When nature puts on its fall finery and when we see monarch butterflies fluttering about amongCardinal Birds in a Winter scene summer flowers, we may very well feel that the worst of winter is yet to come. Yet no matter how hard winter may be or how long it may last in our area, one day in early spring we’ll surely notice several signs: beechnuts are abundant for wildlife; storms seem milder than usual; insects are active throughout the day. We know then that the worst has passed and that at least this year’s cycle of seasons will soon draw to a close.

Some of them include:

– the number of fogs in August. For every fog we have in August, that will be a day of snow.

– Wooly worms which range from an amber color to variegated to black, an amber band around the center means a mild winter and a solid black one predicts a hard winter. Historically, this has been found to be about 80% accurate.

– If squirrels are very active gathering up nuts like chestnuts and walnuts quickly, it is a sign of a longer winter

– If the locally grown onions and corn have thicker skins and husks than normal, the more layers you’ll need to put on this coming winter.

– “See how high the hornet’s nest, ‘twill tell how high the snow will rest.”

– Frequent Halos or Rings Around the Sun or Moon Forecasts Numerous Snowfalls

-The thickness of the husk on chestnuts, which will appear thicker when a tough winter is coming. This works to an extent, but usually only one year in four or five has a really hard winter.

-In autumn, harvest grapes from vines that have been undisturbed for several years and count the number of rotations the sun makes around the patch of earth where they grow. If you get more than 255 rotations before a killing frost, you can expect a very cold winter. As it turns out, if you get fewer than 90 rotations–the weather should be milder still.

-If oak leaves are red in September, there will be a hard winter. But if oak leaves are green in September, the winter will be mild and gentle.

-An increase in the number of wasps and hornets in September indicates a harsh winter to come.

-The amount of sun or cloudiness on Halloween determines what the weather will be like for the rest of the winter. If it’s sunny, there will be no more snow; if cloudy, expect an average winter; if it rains on Halloween, there will be a lot of snow over the next several months.

-If animals tend to get frisky before a hard winter, don’t put your stockings up yet! A “jumping” mouse is a sure sign that you’ll have a tough ride ahead. Pig mating season is another good predictor: it starts earlier and is more frequent and intense when the weather is going to be cold.
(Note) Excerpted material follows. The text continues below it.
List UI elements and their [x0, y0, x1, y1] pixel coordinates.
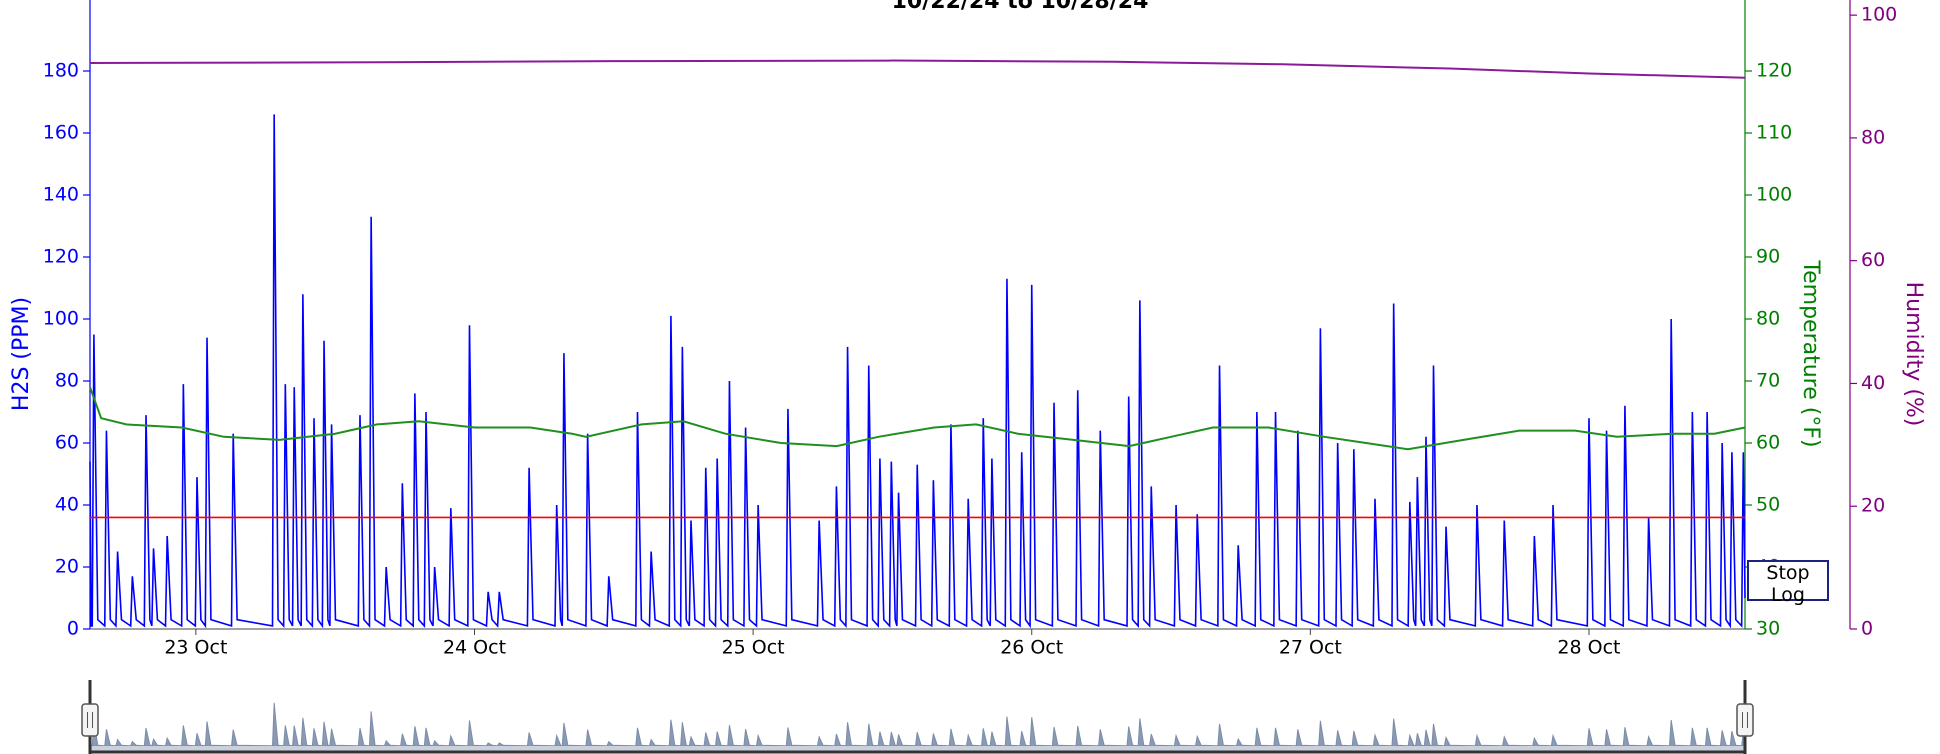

– How many nuts or acorns a squirrel stores away in his den indicates how tough it will be the coming winter. If he has prepared for a goodly deep snow, we can prepare accordingly; if there seems to be little preparation, we can expect only the average type of winter.

– If oak leaves curl up and fall early in September, then harsh weather will come before Halloween.

– The intensity of spiderwebs spun late in the year indicates how bad the following winter will be: spiders tend to weave thinner webs when they’re expecting foul weather ahead than when they expect warmer times to follow.

– Look closely tree bark for signs of buckling and twisting by the bark of White birch, Sweet gum, and Tulip poplar; this is a sure sign that severe cold is coming.

– If the forest floor has plants blooming in September, it’s an early warning signal of a hard winter ahead. Mushrooms like morels grow only after there’s been a good soaking of rain during low temperatures; this weather pattern often coincides with harsh winters.

– A change in the color and quality of grasses and weeds signals whether or not the following winter will be mild: tough stuff indicates bitter cold to come, while tender shoots indicate an early springtime.

These were some of the most common signs that foreshadow winter that we Southerners look for. Remember, these are not foolproof indicators and they don’t always work as predicted.

Find some more folkloric signs about winter from the Farmer’s Almanac here, and don’t forget to find some more Southern folklore here, or prep for winter with some of your favorite aromaG’s candles and teas.

But with all this information at your fingertips, what would you do to prepare for winter? Do you have any other traditions or superstitions about the winter season?